Podia ser, era até o mais provável; não foi outra coisa. Fixei-me também nessa ideia...
Perto da vila apertou-se-me o coração, e quis
recuar; mas dominei-me e fui. Receberam-me com parabéns. O vigário disse-me as
disposições do testamento, os legados pios, e de caminho ia louvando a mansidão
cristã e o zelo com que eu servira ao coronel, que, apesar de áspero e duro,
soube ser grato.
— Sem dúvida, dizia eu olhando para outra
parte.
Estava atordoado. Toda a gente me elogiava a
dedicação e a paciência. As primeiras necessidades do inventário detiveram-me
algum tempo na vila. Constituí advogado; as coisas correram placidamente.

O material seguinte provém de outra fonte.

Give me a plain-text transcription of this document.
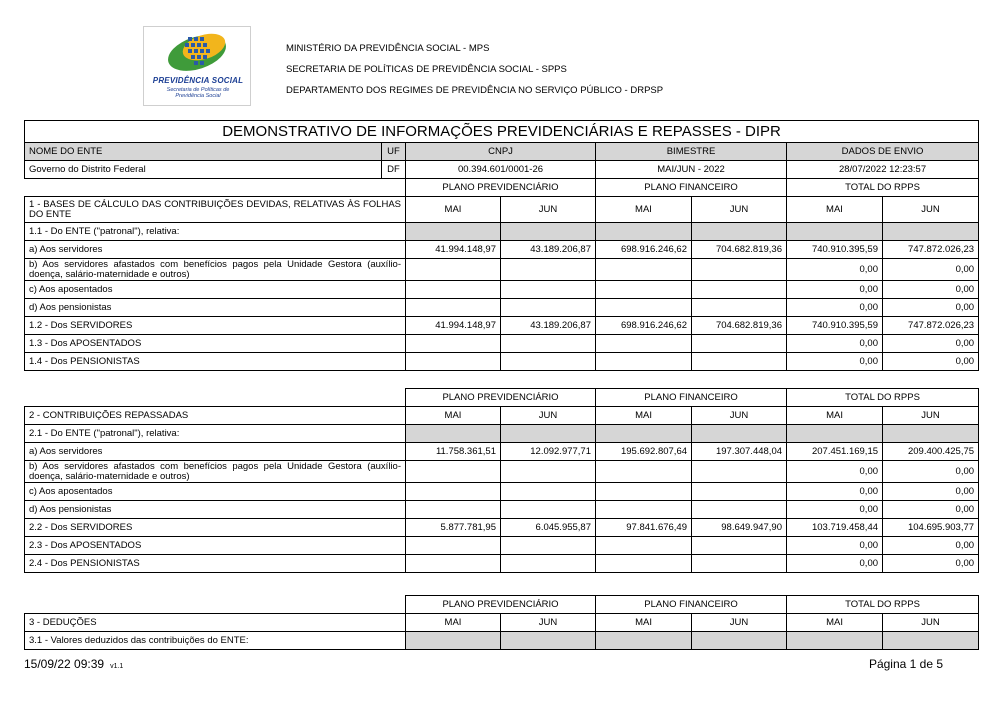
PREVIDÊNCIA SOCIAL
Secretaria de Políticas de
Previdência Social
MINISTÉRIO DA PREVIDÊNCIA SOCIAL - MPS
SECRETARIA DE POLÍTICAS DE PREVIDÊNCIA SOCIAL - SPPS
DEPARTAMENTO DOS REGIMES DE PREVIDÊNCIA NO SERVIÇO PÚBLICO - DRPSP
DEMONSTRATIVO DE INFORMAÇÕES PREVIDENCIÁRIAS E REPASSES - DIPR							
NOME DO ENTE	UF	CNPJ		BIMESTRE		DADOS DE ENVIO	
Governo do Distrito Federal	DF	00.394.601/0001-26		MAI/JUN - 2022		28/07/2022 12:23:57	
		PLANO PREVIDENCIÁRIO		PLANO FINANCEIRO		TOTAL DO RPPS	
1 - BASES DE CÁLCULO DAS CONTRIBUIÇÕES DEVIDAS, RELATIVAS ÀS FOLHAS DO ENTE		MAI	JUN	MAI	JUN	MAI	JUN
1.1 - Do ENTE ("patronal"), relativa:							
a) Aos servidores		41.994.148,97	43.189.206,87	698.916.246,62	704.682.819,36	740.910.395,59	747.872.026,23
b) Aos servidores afastados com benefícios pagos pela Unidade Gestora (auxílio-doença, salário-maternidade e outros)						0,00	0,00
c) Aos aposentados						0,00	0,00
d) Aos pensionistas						0,00	0,00
1.2 - Dos SERVIDORES		41.994.148,97	43.189.206,87	698.916.246,62	704.682.819,36	740.910.395,59	747.872.026,23
1.3 - Dos APOSENTADOS						0,00	0,00
1.4 - Dos PENSIONISTAS						0,00	0,00
	PLANO PREVIDENCIÁRIO		PLANO FINANCEIRO		TOTAL DO RPPS	
2 - CONTRIBUIÇÕES REPASSADAS	MAI	JUN	MAI	JUN	MAI	JUN
2.1 - Do ENTE ("patronal"), relativa:						
a) Aos servidores	11.758.361,51	12.092.977,71	195.692.807,64	197.307.448,04	207.451.169,15	209.400.425,75
b) Aos servidores afastados com benefícios pagos pela Unidade Gestora (auxílio-doença, salário-maternidade e outros)					0,00	0,00
c) Aos aposentados					0,00	0,00
d) Aos pensionistas					0,00	0,00
2.2 - Dos SERVIDORES	5.877.781,95	6.045.955,87	97.841.676,49	98.649.947,90	103.719.458,44	104.695.903,77
2.3 - Dos APOSENTADOS					0,00	0,00
2.4 - Dos PENSIONISTAS					0,00	0,00
	PLANO PREVIDENCIÁRIO		PLANO FINANCEIRO		TOTAL DO RPPS	
3 - DEDUÇÕES	MAI	JUN	MAI	JUN	MAI	JUN
3.1 - Valores deduzidos das contribuições do ENTE:						
15/09/22 09:39 v1.1	Página 1 de 5
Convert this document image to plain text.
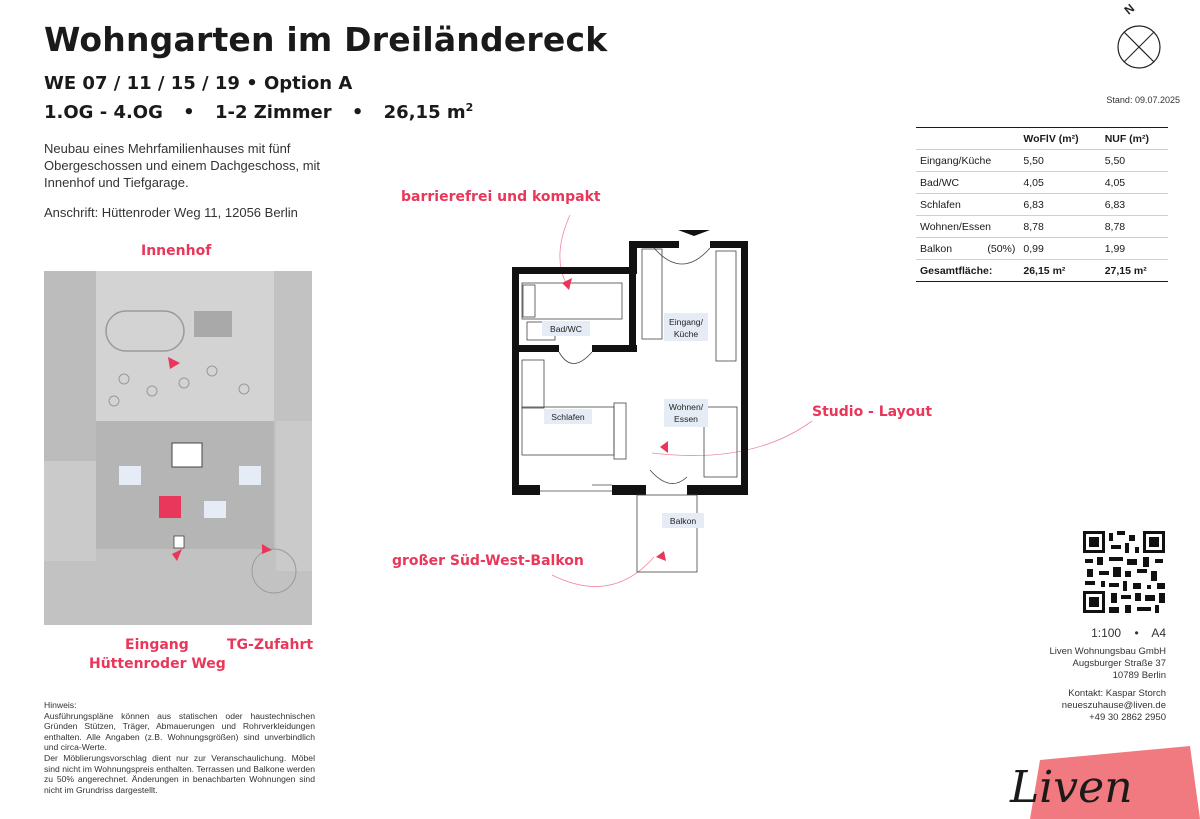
Wohngarten im Dreiländereck
WE 07 / 11 / 15 / 19 • Option A
1.OG - 4.OG • 1-2 Zimmer • 26,15 $m^2$
Neubau eines Mehrfamilienhauses mit fünf Obergeschossen und einem Dachgeschoss, mit Innenhof und Tiefgarage.
Anschrift: Hüttenroder Weg 11, 12056 Berlin
Innenhof
Eingang
Hüttenroder Weg
TG-Zufahrt
Hinweis:
Ausführungspläne können aus statischen oder haustechnischen Gründen Stützen, Träger, Abmauerungen und Rohrverkleidungen enthalten. Alle Angaben (z.B. Wohnungsgrößen) sind unverbindlich und circa-Werte.
Der Möblierungsvorschlag dient nur zur Veranschaulichung. Möbel sind nicht im Wohnungspreis enthalten. Terrassen und Balkone werden zu 50% angerechnet. Änderungen in benachbarten Wohnungen sind nicht im Grundriss dargestellt.
Bad/WC
Eingang/
Küche
Wohnen/
Essen
Schlafen
Balkon
barrierefrei und kompakt
Studio - Layout
großer Süd-West-Balkon
N
Stand: 09.07.2025
	WoFlV (m²)	NUF (m²)
Eingang/Küche	5,50	5,50
Bad/WC	4,05	4,05
Schlafen	6,83	6,83
Wohnen/Essen	8,78	8,78
Balkon (50%)	0,99	1,99
Gesamtfläche:	26,15 m²	27,15 m²
1:100 • A4
Liven Wohnungsbau GmbH
Augsburger Straße 37
10789 Berlin
Kontakt: Kaspar Storch
neueszuhause@liven.de
+49 30 2862 2950
Liven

Durante esse tempo, falava muita vez do coronel. Vinham contar-me coisas dele,
mas sem a moderação do padre; eu defendia-o, apontava algumas virtudes, era
austero...
— Qual austero! Já morreu, acabou; mas era o
diabo.
E referiam-me casos duros, ações perversas,
algumas extraordinárias. Quer que lhe diga? Eu, a princípio, ia ouvindo cheio
de curiosidade; depois, entrou-me no coração um singular prazer, que eu
sinceramente buscava expelir. E defendia o coronel, explicava-o, atribuía
alguma coisa às rivalidades locais; confessava, sim, que era um pouco violento...
Um pouco? Era uma cobra assanhada, interrompia-me o barbeiro; e todos, o
coletor, o boticário, o escrivão, todos diziam a mesma coisa; e vinham outras
anedotas, vinha toda a vida do defunto. Os velhos lembravam-se das crueldades
dele, em menino. E o prazer íntimo, calado, insidioso, crescia dentro de mim,
espécie de tênia moral, que por mais que a arrancasse aos pedaços recompunha-se
logo e ia ficando.
As obrigações do inventário distraíram-me; e
por outro lado a opinião da vila era tão contrária ao coronel, que a vista dos
lugares foi perdendo para mim a feição tenebrosa que a princípio achei neles.
Entrando na posse da herança, converti-a em títulos e dinheiro. Eram então
passados muitos meses, e a ideia de distribuí-la toda em esmolas e donativos
pios não me dominou como da primeira vez; achei mesmo que era afetação.
Restringi o plano primitivo; distribuí alguma coisa aos pobres, dei à matriz da
vila uns paramentos novos, fiz uma esmola à Santa Casa da Misericórdia, etc.:
ao todo trinta e dois contos. Mandei também levantar um túmulo ao coronel, todo
de mármore, obra de um napolitano, que aqui esteve até 1866, e foi morrer,
creio eu, no Paraguai.
Os anos foram andando, a memória tornou-se
cinzenta e desmaiada. Penso às vezes no coronel, mas sem os terrores dos
primeiros dias. Todos os médicos a quem contei as moléstias dele, foram acordes
em que a morte era certa, e só se admiravam de ter resistido tanto tempo. Pode
ser que eu, involuntariamente, exagerasse a descrição que então lhes fiz; mas a
verdade é que ele devia morrer, ainda que não fosse aquela fatalidade...
Adeus, meu caro senhor. Se achar que esses
apontamentos valem alguma coisa, pague-me também com um túmulo de mármore, ao
qual dará por epitáfio esta emenda que faço aqui ao divino sermão da montanha:
"Bem-aventurados os que possuem, porque eles serão consolados”.